Dalia left her comments on talkbacks in which Israelis shout to be heard
above the reassuring lies told by their media. Now she has been silenced. She
will be buried in her native town of Tekoa where her body will rest unless
the left and their Islamic partners succeed in forcing the expulsion of the
thousand Jews of Tekoa, the living in the houses and the dead from the town
cemetery.
The
State Department, which rejects the existence of the living and dead Jews of
Tekoa and wants them gone, responded to Dalia’s murder by urging both sides
to show restraint.
The AP’s Matt Lee asked State Department spokeswoman Jen Psaki whether she
meant that Israelis should show restraint by standing still and allowing
themselves to be stabbed.
“If you’re standing at a bus stop or something and someone runs a car into
you or comes up and stabs you, I don’t know how to, I mean, those people
aren’t, don’t need to exercise restraint, do they?”
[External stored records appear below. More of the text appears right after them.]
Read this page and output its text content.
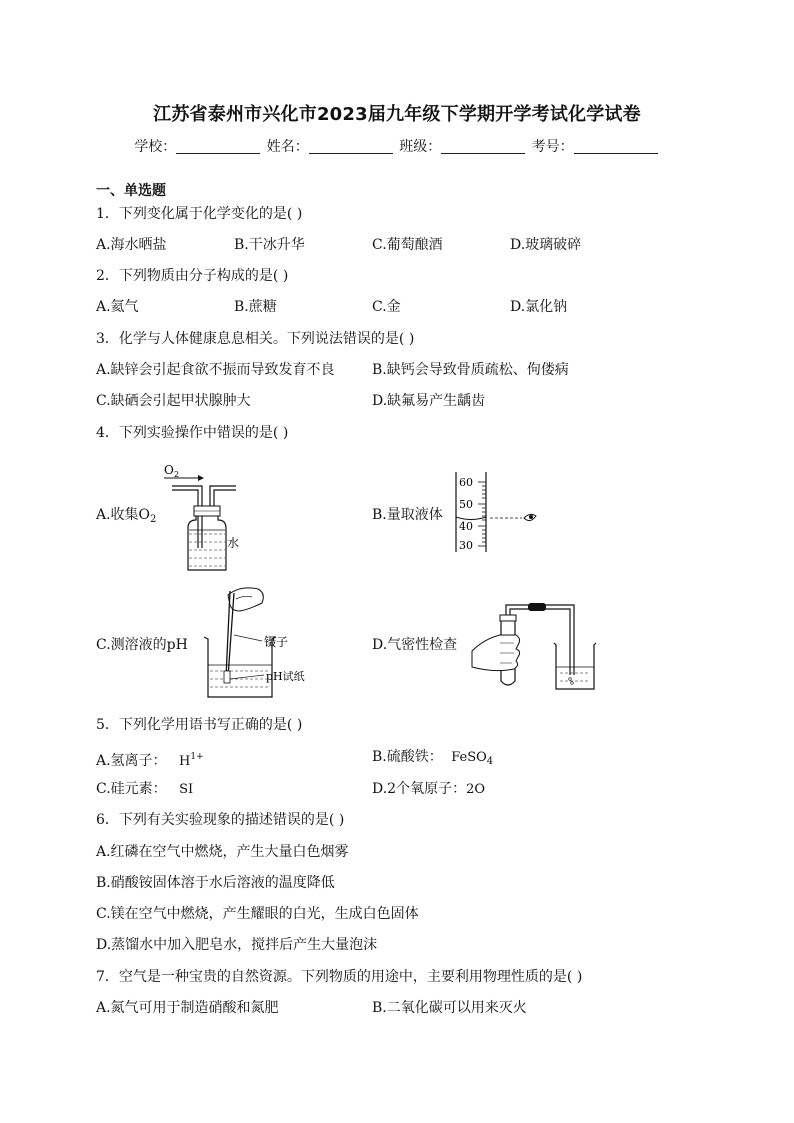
江苏省泰州市兴化市2023届九年级下学期开学考试化学试卷
学校：	姓名：	班级：	考号：
一、单选题
1．下列变化属于化学变化的是( )
A.海水晒盐	B.干冰升华	C.葡萄酿酒	D.玻璃破碎
2．下列物质由分子构成的是( )
A.氦气	B.蔗糖	C.金	D.氯化钠
3．化学与人体健康息息相关。下列说法错误的是( )
A.缺锌会引起食欲不振而导致发育不良	B.缺钙会导致骨质疏松、佝偻病
C.缺硒会引起甲状腺肿大	D.缺氟易产生龋齿
4．下列实验操作中错误的是( )
A.收集$O_2$	B.量取液体
C.测溶液的pH	D.气密性检查
O 2
水
60
50
40
30
镊子
pH试纸
5．下列化学用语书写正确的是( )
A.氢离子： $H^{1+}$	B.硫酸铁： FeSO$_4$
C.硅元素： SI	D.2个氧原子：2O
6．下列有关实验现象的描述错误的是( )
A.红磷在空气中燃烧，产生大量白色烟雾
B.硝酸铵固体溶于水后溶液的温度降低
C.镁在空气中燃烧，产生耀眼的白光，生成白色固体
D.蒸馏水中加入肥皂水，搅拌后产生大量泡沫
7．空气是一种宝贵的自然资源。下列物质的用途中，主要利用物理性质的是( )
A.氮气可用于制造硝酸和氮肥	B.二氧化碳可以用来灭火
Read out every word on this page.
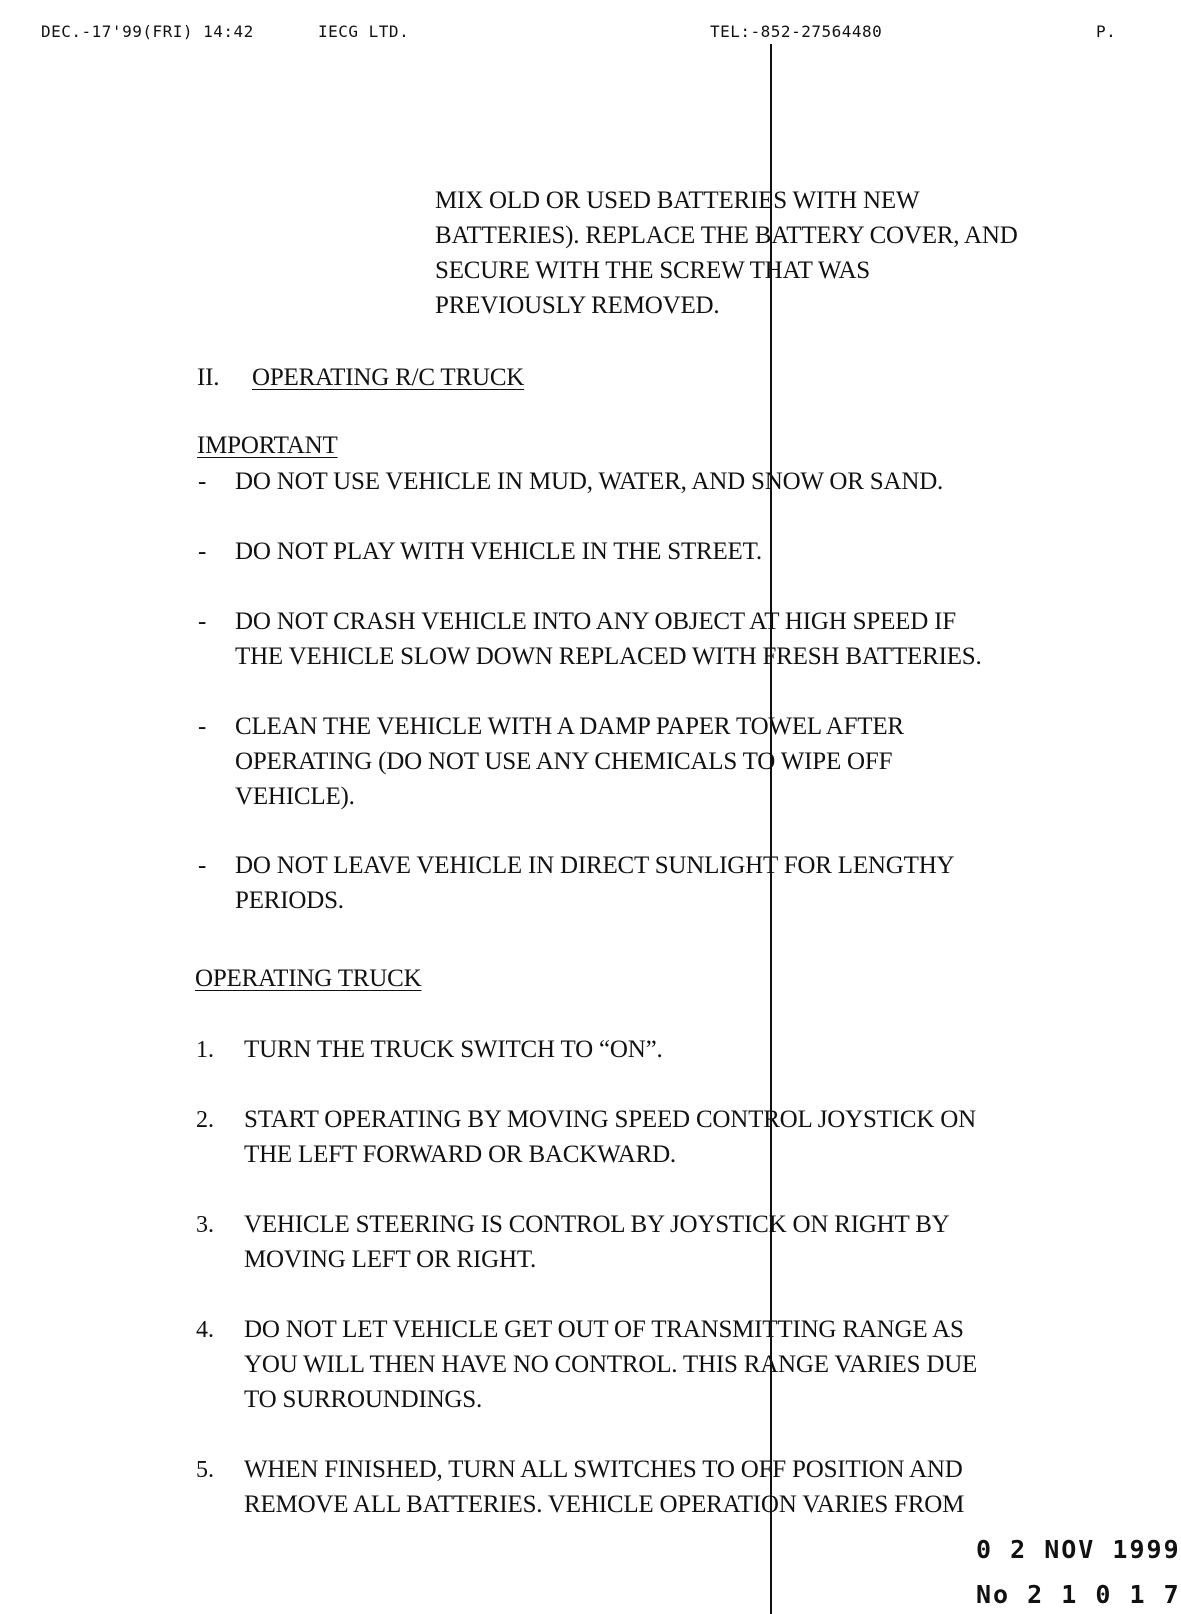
DEC.-17'99(FRI) 14:42	IECG LTD.	TEL:-852-27564480	P.
MIX OLD OR USED BATTERIES WITH NEW
BATTERIES). REPLACE THE BATTERY COVER, AND
SECURE WITH THE SCREW THAT WAS
PREVIOUSLY REMOVED.
II. OPERATING R/C TRUCK
IMPORTANT
- DO NOT USE VEHICLE IN MUD, WATER, AND SNOW OR SAND.
- DO NOT PLAY WITH VEHICLE IN THE STREET.
- DO NOT CRASH VEHICLE INTO ANY OBJECT AT HIGH SPEED IF
THE VEHICLE SLOW DOWN REPLACED WITH FRESH BATTERIES.
- CLEAN THE VEHICLE WITH A DAMP PAPER TOWEL AFTER
OPERATING (DO NOT USE ANY CHEMICALS TO WIPE OFF
VEHICLE).
- DO NOT LEAVE VEHICLE IN DIRECT SUNLIGHT FOR LENGTHY
PERIODS.
OPERATING TRUCK
1. TURN THE TRUCK SWITCH TO “ON”.
2. START OPERATING BY MOVING SPEED CONTROL JOYSTICK ON
THE LEFT FORWARD OR BACKWARD.
3. VEHICLE STEERING IS CONTROL BY JOYSTICK ON RIGHT BY
MOVING LEFT OR RIGHT.
4. DO NOT LET VEHICLE GET OUT OF TRANSMITTING RANGE AS
YOU WILL THEN HAVE NO CONTROL. THIS RANGE VARIES DUE
TO SURROUNDINGS.
5. WHEN FINISHED, TURN ALL SWITCHES TO OFF POSITION AND
REMOVE ALL BATTERIES. VEHICLE OPERATION VARIES FROM
0 2 NOV 1999
No 2 1 0 1 7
Psaki laughed and refused to address the question. But it’s a question that
ought to be addressed.
Israel is constantly ordered to show restraint. It is told that its response
to Muslim terrorism is disproportionate. But when does proportionate
restraint begin? Is it when a Muslim terrorist is running you over with a van
and sinking his knife into your neck? Or is it only when the terrorist is
down and you contemplate doing something about the men who sent him and will
continue sending more like him?
Israel is generously allowed to fight back once the knife is at its neck. But
once it breaks free, then it’s told to show restraint. Taking out the
terrorist networks that send out men like this would be disproportionate.
Refusing to release the killer of Dalia would show that Israel doesn’t want
peace.
And no matter what Israel does, how much it sacrifices, how many young women
it buries in its cemeteries after they have been run over, stabbed or blown
up, no matter how many of their killers it releases, it is always guilty of
not wanting peace badly enough.
Critics of Israel like Jeffrey Goldberg insist that its situation is not
“sustainable”. And that’s true.
Struggling with an attacker who has a knife at your throat is not
sustainable. Either he cuts your throat or you cut his throat. If every time
you get enough breathing room to fight back, you try to negotiate with him,
instead of doing to him what he’s trying to do to you, then eventually he
will kill you.
Dalia
survived her first attack. She didn’t survive her second attack. There are
only so many second chances when someone wants to kill you. And if you are a
non-Muslim in the Muslim world, then someone always wants to kill you.
The price of restraint is death. Negotiating with your killers lets them
trade up from a knife to a van, from a stone to a rocket, from an outpost in
Lebanon to fortresses within range of your major cities.
Dalia tried to warn Israelis. She tried to warn the world. Now her voice speaks
from the grave. It is the voice of the dead. It is the voice of truth.
“They must pay the price for their terror. That is the only way the terrorism
will end.”
Daniel Greenfield is a New York City based writer and blogger
and a Shillman Journalism Fellow of the David Horowitz Freedom Center.